[187] The number of newspapers delivered in 1862 amounted to nearly 73,000,000, a considerable increase on the previous year. The number of book-packets exceeded 14,000,000, being an increase on the previous year of about 1,700,000, or nearly 14 per cent. Upwards of 400,000 newspapers, or about one in two hundred, were undelivered in the same year, about half of which failures arose from improper or incorrect addresses, while the remainder were owing to the newspapers becoming detached from their covers in transit through the post.
[188] It is calculated that every year nearly fifty thousand postage-stamps rub off letters and newspapers in their passage through the Post-Office. At one time the quality of the adhesive matter was called in question, loud complaint, even ridicule, settling on the theme. Now, however, that the gum is better the number of stamps which "will not stick" is scarcely perceptibly smaller.
[189] Only one instance is on record of any violent and wilful attempt to damage a pillar letter-box. This is the more wonderful as the temptation to lift the lid and contribute articles not contemplated by our postage-system must naturally be strong in the eyes of our City Arabs. A singular accident befell one of these letter-boxes (1862) in Montrose. A quantity of gas from the street pipes seems to have got into the box, and a night-watchman to have ignited it by striking a match on the top in order to light his pipe. The top was blown off and the pillar-box hopelessly damaged, although the watchman and the letters escaped without injury.
[190] The following announcement from the postmaster of Manchester, as given in a bill dated 1721, contrasts strangely with the latitude allowed now. "The post goes out to London," says he, "on Monday, Wednesday, and Saturday, at nine o'clock in the morning. It will be best to bring the letters the night before the going out of the post, because the accounts and baggs are usually made up over-night." In these days, when we may post up to within five minutes of the despatch of a mail, and letters for America may be posted within ten minutes of the sailing of the packet, we cannot be too thankful for our privileges.
[191] This arrangement does not apply to foreign letters coming to or going out of this country.
[192] The number of registered letters last year was over two millions, or one registered letter to about three hundred ordinary letters.
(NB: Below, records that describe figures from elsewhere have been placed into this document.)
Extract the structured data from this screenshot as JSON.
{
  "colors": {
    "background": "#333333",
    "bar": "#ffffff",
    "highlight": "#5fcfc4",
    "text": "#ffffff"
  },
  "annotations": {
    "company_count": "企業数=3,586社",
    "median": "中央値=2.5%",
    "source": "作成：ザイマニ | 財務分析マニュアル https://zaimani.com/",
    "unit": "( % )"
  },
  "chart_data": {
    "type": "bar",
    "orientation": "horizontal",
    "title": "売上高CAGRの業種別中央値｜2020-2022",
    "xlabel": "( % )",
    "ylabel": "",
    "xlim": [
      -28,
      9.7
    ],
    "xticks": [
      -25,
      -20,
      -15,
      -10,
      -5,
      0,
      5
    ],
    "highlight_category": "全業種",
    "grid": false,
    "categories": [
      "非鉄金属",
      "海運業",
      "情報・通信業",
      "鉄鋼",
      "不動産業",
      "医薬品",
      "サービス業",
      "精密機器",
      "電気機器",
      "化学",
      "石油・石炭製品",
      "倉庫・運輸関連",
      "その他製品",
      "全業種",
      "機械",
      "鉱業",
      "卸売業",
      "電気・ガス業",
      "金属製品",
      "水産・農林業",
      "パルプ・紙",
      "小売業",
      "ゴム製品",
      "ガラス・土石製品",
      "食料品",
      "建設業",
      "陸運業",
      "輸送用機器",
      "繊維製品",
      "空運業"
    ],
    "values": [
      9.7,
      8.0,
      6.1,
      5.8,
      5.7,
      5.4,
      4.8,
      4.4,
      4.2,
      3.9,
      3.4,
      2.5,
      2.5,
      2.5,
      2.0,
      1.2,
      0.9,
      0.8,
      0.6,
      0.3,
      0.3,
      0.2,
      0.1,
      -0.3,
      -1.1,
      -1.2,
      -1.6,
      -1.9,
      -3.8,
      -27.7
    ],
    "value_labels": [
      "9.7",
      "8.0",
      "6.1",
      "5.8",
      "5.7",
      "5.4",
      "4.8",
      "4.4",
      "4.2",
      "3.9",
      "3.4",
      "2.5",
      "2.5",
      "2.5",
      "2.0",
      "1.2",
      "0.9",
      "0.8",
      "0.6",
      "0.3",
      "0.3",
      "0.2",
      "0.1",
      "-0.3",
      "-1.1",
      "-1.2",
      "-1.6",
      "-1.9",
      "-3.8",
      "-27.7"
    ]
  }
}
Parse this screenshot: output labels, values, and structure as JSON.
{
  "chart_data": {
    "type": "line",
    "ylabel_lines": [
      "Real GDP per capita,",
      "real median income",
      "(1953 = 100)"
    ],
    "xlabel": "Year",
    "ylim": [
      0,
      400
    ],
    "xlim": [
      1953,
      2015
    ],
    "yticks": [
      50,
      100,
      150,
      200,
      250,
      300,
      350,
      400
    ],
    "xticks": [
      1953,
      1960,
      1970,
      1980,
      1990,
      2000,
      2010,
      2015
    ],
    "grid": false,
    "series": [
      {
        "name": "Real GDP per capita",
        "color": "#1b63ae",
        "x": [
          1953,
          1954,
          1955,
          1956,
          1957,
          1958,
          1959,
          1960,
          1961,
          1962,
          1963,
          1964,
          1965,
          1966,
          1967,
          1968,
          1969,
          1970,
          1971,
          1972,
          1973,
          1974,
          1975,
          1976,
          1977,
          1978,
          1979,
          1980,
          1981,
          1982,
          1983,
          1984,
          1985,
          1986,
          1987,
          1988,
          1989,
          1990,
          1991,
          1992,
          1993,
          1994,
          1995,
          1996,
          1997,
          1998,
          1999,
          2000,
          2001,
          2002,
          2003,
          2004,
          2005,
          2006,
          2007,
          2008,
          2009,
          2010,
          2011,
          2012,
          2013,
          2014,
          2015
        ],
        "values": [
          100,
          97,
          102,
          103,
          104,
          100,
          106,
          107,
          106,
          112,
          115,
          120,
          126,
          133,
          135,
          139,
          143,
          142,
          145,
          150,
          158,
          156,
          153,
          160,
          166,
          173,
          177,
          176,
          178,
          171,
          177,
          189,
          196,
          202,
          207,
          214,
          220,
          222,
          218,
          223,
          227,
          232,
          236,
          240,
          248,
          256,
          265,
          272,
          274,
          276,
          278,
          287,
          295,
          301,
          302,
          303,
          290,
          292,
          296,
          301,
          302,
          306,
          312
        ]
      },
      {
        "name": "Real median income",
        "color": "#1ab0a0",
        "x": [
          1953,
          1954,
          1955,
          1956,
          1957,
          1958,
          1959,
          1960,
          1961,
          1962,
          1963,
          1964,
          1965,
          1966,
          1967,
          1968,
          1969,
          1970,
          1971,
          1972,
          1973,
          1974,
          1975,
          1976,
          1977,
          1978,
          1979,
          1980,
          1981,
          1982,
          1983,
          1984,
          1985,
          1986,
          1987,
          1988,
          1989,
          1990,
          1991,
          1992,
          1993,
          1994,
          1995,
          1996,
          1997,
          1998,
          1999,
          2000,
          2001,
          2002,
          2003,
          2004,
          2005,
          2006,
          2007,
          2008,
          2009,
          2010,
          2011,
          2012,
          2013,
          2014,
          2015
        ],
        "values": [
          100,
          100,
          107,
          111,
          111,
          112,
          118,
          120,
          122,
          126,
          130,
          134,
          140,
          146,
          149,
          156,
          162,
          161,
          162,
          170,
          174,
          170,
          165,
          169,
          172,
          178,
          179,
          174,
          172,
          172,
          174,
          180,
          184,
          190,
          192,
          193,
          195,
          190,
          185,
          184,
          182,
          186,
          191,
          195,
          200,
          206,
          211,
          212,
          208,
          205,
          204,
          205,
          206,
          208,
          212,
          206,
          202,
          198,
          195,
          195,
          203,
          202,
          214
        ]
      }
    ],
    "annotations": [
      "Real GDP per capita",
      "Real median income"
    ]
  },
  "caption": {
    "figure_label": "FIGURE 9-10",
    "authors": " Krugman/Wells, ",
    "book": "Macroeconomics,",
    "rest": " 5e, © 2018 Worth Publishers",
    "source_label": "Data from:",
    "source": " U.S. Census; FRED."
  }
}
[193] Most of our readers will have heard or read stories of curious articles passing through the post, and without doubt the records of the Returned-Letter Branch of the London Office will present strange appearances in this respect. Sir Francis B. Head, who was permitted to peruse an extraordinary ledger in the General Post-Office where several notable letters and packets were registered, has strung together a catalogue of them, which reminds us of the articles passing through the post before the revocation of the franking privilege. He tells us he found amongst the number—two canaries; a pork-pie from Devonport to London; a pair of piebald mice, which were kept at the office a month, and duly fed till they were called for by the owner; two rabbits; plum-pudding; leeches in bladders, "several of which having burst, many of the poor creatures were found crawling over the correspondence of the country." Further, there was a bottle of cream from Devonshire; a pottle of strawberries; a sample bottle of cider; half a pound of soft soap wrapped in thin paper; a roast duck; a pistol, loaded almost to the mouth with slugs and ball; a live snake; a paper of fish-hooks; fish innumerable; and last of all, and most extraordinary of all, a human heart and stomach.—Head's Essays.
[194] The annual return just published (February, 1864) shows to some extent how far the public prefers the stamped newspaper, which can be sent through the Post-Office, in fact, until it is fifteen days old. The number of stamps issued to the principal London newspapers from June, 1862, to June, 1863, are as follows:—
Times, 2,782,206; Express, 261,038; Morning Post, 260,000; Daily News, 124,888; Morning Herald, 103,256; Globe, 140,000; Shipping Gazette, 261,000; Evening Standard, 80,020; Evening Star, 75,000; Evening Mail (thrice a week), took 345,000; St. James's Chronicle, 89,000; Record, 423,500; The Guardian (weekly), 219,300; The Illustrated London News, 1,136,062; Punch, 129,500. Eleven English country newspapers took 100,000 each, the principal being the Sussex Express, 336,000, and the Stamford Mercury, 334,276. Thirty country newspapers bought more than 50,000 stamps.
[195] Many orders are never claimed at all. In Ireland twice as many orders are allowed to "lapse" as in England or Scotland, though there are many more orders granted in the two latter countries than in Ireland. Perhaps the fact may be accounted for by the wretched addresses of most Irish letters, which make it impossible to deliver many of them and equally impossible to return them to the writers. Of ordinary money-orders, one in 837 are unclaimed within two months; whilst as a curious fact, instancing the pertinacity of a careless habit, it may be stated that when these very orders have been renewed on payment of a second commission, one in every thirty-nine are again overlooked, and allowed to lapse, many of them, in fact, becoming entirely cancelled, and the money forfeited.